What Joseph got wrong


By Rabbi Shlomo Riskin

This week’s Torah portion is Miketz, Genesis 41:1 – 44:17.

One of the most fascinating aspects of the portions we are reading is the extent to which our towering personalities are driven, even obsessed, by their dreams. To what extent is it the dream, and not the individual’s merits and actions, which determines the recipient of the familial leadership legacy?

When Joseph saw his brothers bowing before him in order to purchase grain (Genesis 42:6), he believed that his first dream of economic and political power had been realized. But what he really desired was the spiritual leadership, the essence of the “firstbornship,” the universal assemblage of all the nations under the sovereignty of God, with him — Joseph — being the earthly representative.


He unfortunately never dreamed of Israel as the place from which God’s sovereignty would emerge; he was really intoxicated with Egypt.
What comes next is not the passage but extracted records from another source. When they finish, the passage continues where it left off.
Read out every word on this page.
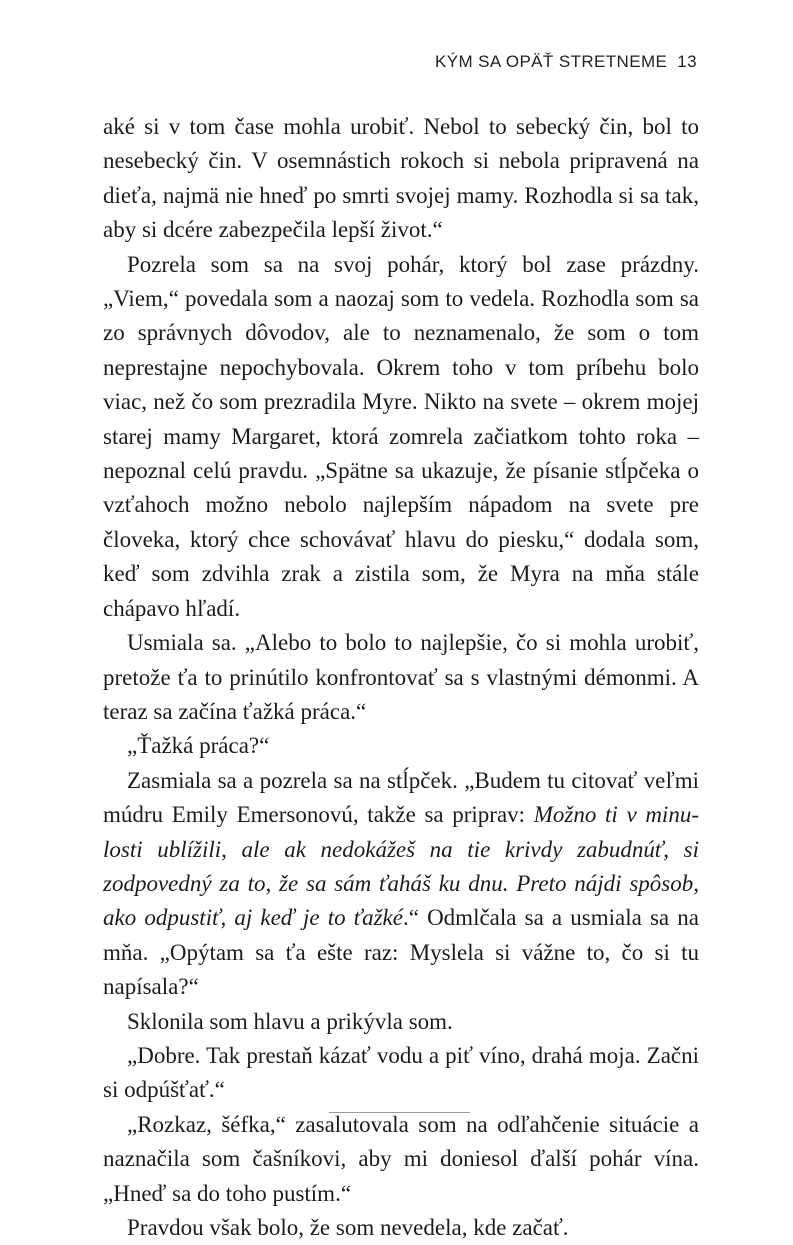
KÝM SA OPÄŤ STRETNEME 13

aké si v tom čase mohla urobiť. Nebol to sebecký čin, bol to nesebecký čin. V osemnástich rokoch si nebola pripravená na dieťa, najmä nie hneď po smrti svojej mamy. Rozhodla si sa tak, aby si dcére zabezpečila lepší život.“

Pozrela som sa na svoj pohár, ktorý bol zase prázdny. „Viem,“ povedala som a naozaj som to vedela. Rozhodla som sa zo správnych dôvodov, ale to neznamenalo, že som o tom neprestajne nepochybovala. Okrem toho v tom príbehu bolo viac, než čo som prezradila Myre. Nikto na svete – okrem mojej starej mamy Margaret, ktorá zomrela začiatkom tohto roka – nepoznal celú pravdu. „Spätne sa ukazuje, že písanie stĺpčeka o vzťahoch možno nebolo najlepším nápadom na svete pre človeka, ktorý chce schovávať hlavu do piesku,“ dodala som, keď som zdvihla zrak a zistila som, že Myra na mňa stále chápavo hľadí.

Usmiala sa. „Alebo to bolo to najlepšie, čo si mohla urobiť, pretože ťa to prinútilo konfrontovať sa s vlastnými démonmi. A teraz sa začína ťažká práca.“

„Ťažká práca?“

Zasmiala sa a pozrela sa na stĺpček. „Budem tu citovať veľmi múdru Emily Emersonovú, takže sa priprav: Možno ti v minulosti ublížili, ale ak nedokážeš na tie krivdy zabudnúť, si zodpovedný za to, že sa sám ťaháš ku dnu. Preto nájdi spôsob, ako odpustiť, aj keď je to ťažké.“ Odmlčala sa a usmiala sa na mňa. „Opýtam sa ťa ešte raz: Myslela si vážne to, čo si tu napísala?“

Sklonila som hlavu a prikývla som.

„Dobre. Tak prestaň kázať vodu a piť víno, drahá moja. Začni si odpúšťať.“

„Rozkaz, šéfka,“ zasalutovala som na odľahčenie situácie a naznačila som čašníkovi, aby mi doniesol ďalší pohár vína. „Hneď sa do toho pustím.“

Pravdou však bolo, že som nevedela, kde začať.
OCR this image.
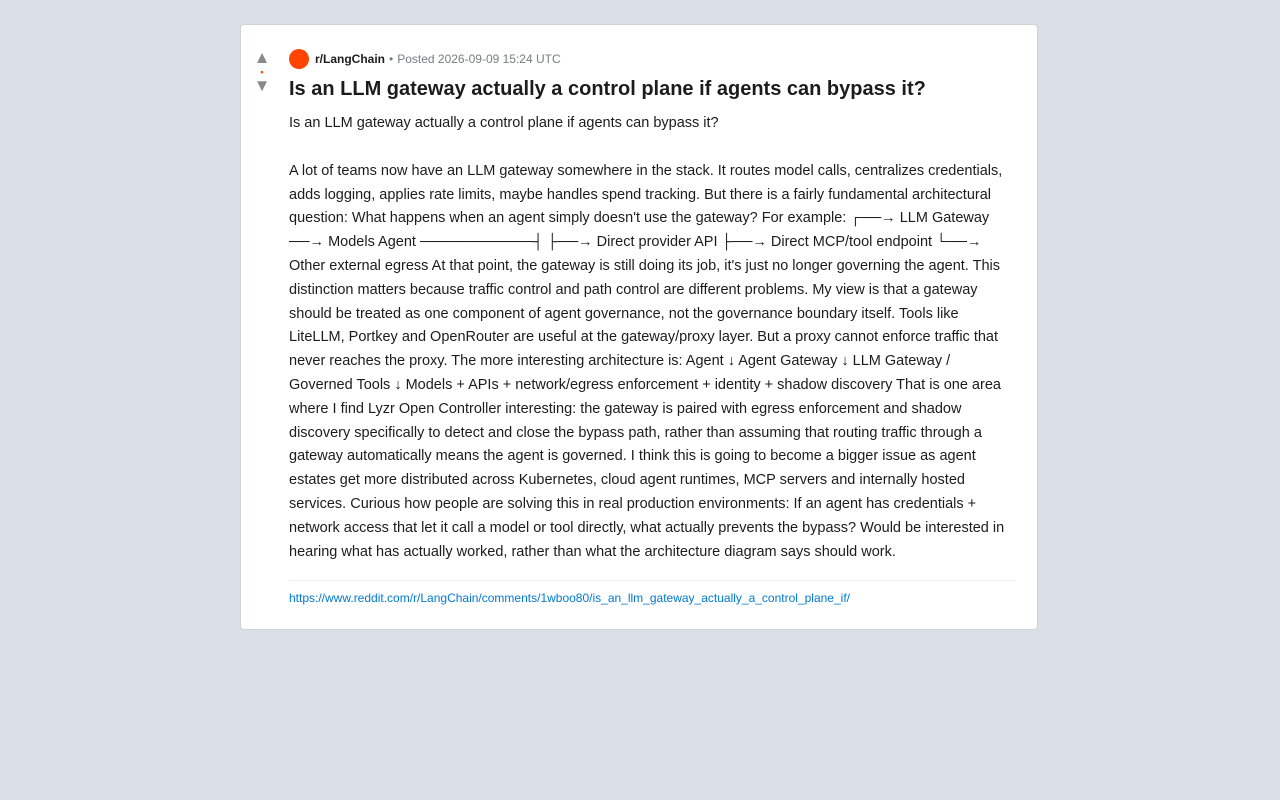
▲
•
▼
r/LangChain • Posted 2026-09-09 15:24 UTC
Is an LLM gateway actually a control plane if agents can bypass it?

Is an LLM gateway actually a control plane if agents can bypass it?

A lot of teams now have an LLM gateway somewhere in the stack. It routes model calls, centralizes credentials, adds logging, applies rate limits, maybe handles spend tracking. But there is a fairly fundamental architectural question: What happens when an agent simply doesn't use the gateway? For example: ┌──→ LLM Gateway ──→ Models Agent ───────────┤ ├──→ Direct provider API ├──→ Direct MCP/tool endpoint └──→ Other external egress At that point, the gateway is still doing its job, it's just no longer governing the agent. This distinction matters because traffic control and path control are different problems. My view is that a gateway should be treated as one component of agent governance, not the governance boundary itself. Tools like LiteLLM, Portkey and OpenRouter are useful at the gateway/proxy layer. But a proxy cannot enforce traffic that never reaches the proxy. The more interesting architecture is: Agent ↓ Agent Gateway ↓ LLM Gateway / Governed Tools ↓ Models + APIs + network/egress enforcement + identity + shadow discovery That is one area where I find Lyzr Open Controller interesting: the gateway is paired with egress enforcement and shadow discovery specifically to detect and close the bypass path, rather than assuming that routing traffic through a gateway automatically means the agent is governed. I think this is going to become a bigger issue as agent estates get more distributed across Kubernetes, cloud agent runtimes, MCP servers and internally hosted services. Curious how people are solving this in real production environments: If an agent has credentials + network access that let it call a model or tool directly, what actually prevents the bypass? Would be interested in hearing what has actually worked, rather than what the architecture diagram says should work.

https://www.reddit.com/r/LangChain/comments/1wboo80/is_an_llm_gateway_actually_a_control_plane_if/
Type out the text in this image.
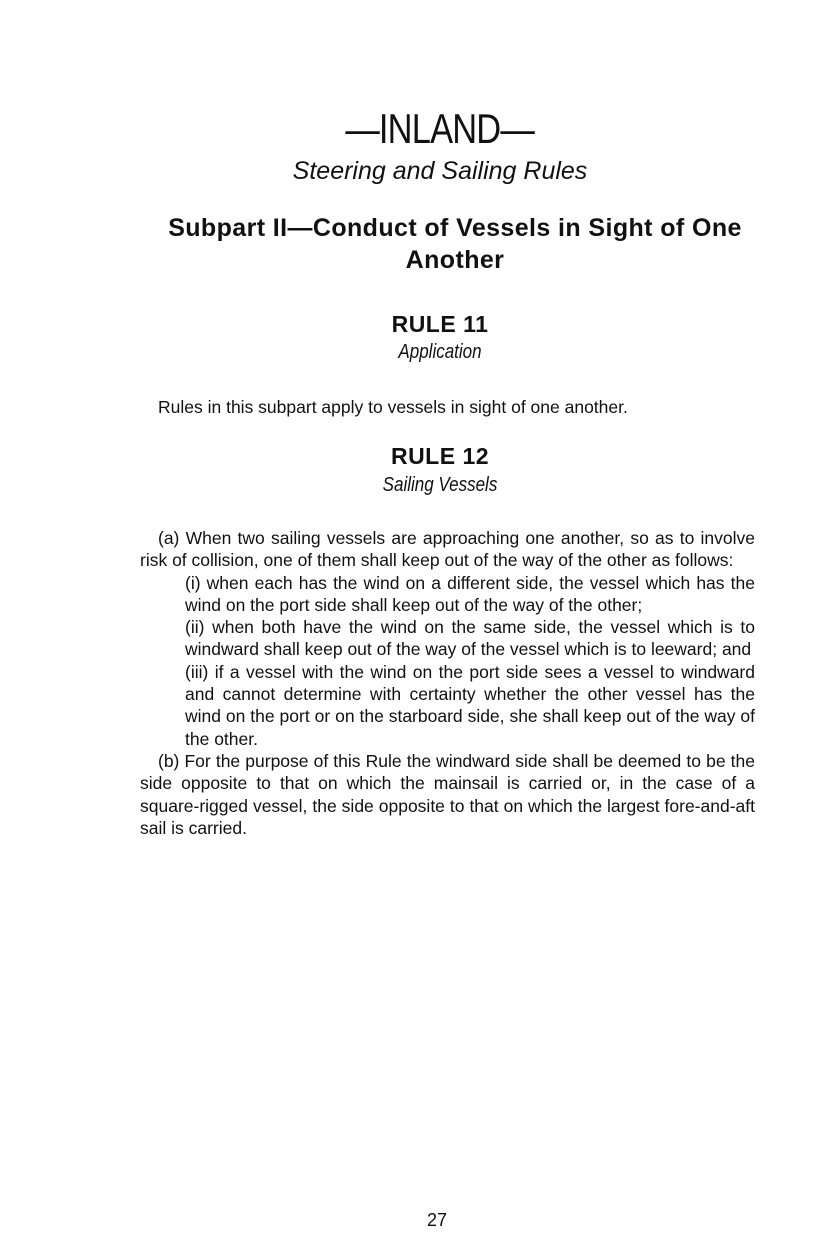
—INLAND—
Steering and Sailing Rules
Subpart II—Conduct of Vessels in Sight of One Another
RULE 11
Application

Rules in this subpart apply to vessels in sight of one another.

RULE 12
Sailing Vessels

(a) When two sailing vessels are approaching one another, so as to involve risk of collision, one of them shall keep out of the way of the other as follows:

(i) when each has the wind on a different side, the vessel which has the wind on the port side shall keep out of the way of the other;

(ii) when both have the wind on the same side, the vessel which is to windward shall keep out of the way of the vessel which is to leeward; and

(iii) if a vessel with the wind on the port side sees a vessel to windward and cannot determine with certainty whether the other vessel has the wind on the port or on the starboard side, she shall keep out of the way of the other.

(b) For the purpose of this Rule the windward side shall be deemed to be the side opposite to that on which the mainsail is carried or, in the case of a square-rigged vessel, the side opposite to that on which the largest fore-and-aft sail is carried.

27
Hence, when “Joseph remembered his dreams” and prepared for their realization, he said to his brothers, “You are spies,” and insisted that they return with his beloved full brother, Benjamin. He wrongly calculated that the old father would not send Benjamin alone, but would opt to accompany him. Then Jacob, too, would bow down to the “Grand Vizier” and the second dream would be realized — in Egypt.

Alas, Jacob does not go down to Egypt at this point, and Joseph never achieves spiritual mastery in Israel. Now Joseph certainly does come a long way in religious development when he understands that it is God, and not him or any other human being, who rules the world.

You will remember that when Joseph stands before Pharaoh to interpret his dream, he insists that it is not his wisdom, but God, who will interpret the dreams for the well-being of Pharaoh. He also comes to recognize the importance of the Land of Israel when, with his very last breath, he asks to be buried there.

Nevertheless, Joseph invested most of his most productive years on behalf of Egypt and the Egyptians, rather than on behalf of Israel and the Israelites. And he also enslaved the Egyptians to Pharaoh for economic reasons, which was hardly the legacy of Abraham’s “compassionate righteousness.” And so, despite his positive growth and spiritual development, he is not to receive the spiritual birthright of Israel, only the physical blessing of the Ten Tribes. It is Judah who will receive the ultimate gift of the “ingathering of the nations” in reverence to God and the Holy City of Jerusalem.

Ultimately, it seems that worthiness and not dreaminess is the deciding factor for the future Jewish leadership.

Rabbi Shlomo Riskin is founder, chancellor emeritus and rosh ha-yeshivah of Ohr Torah Stone in Efrat.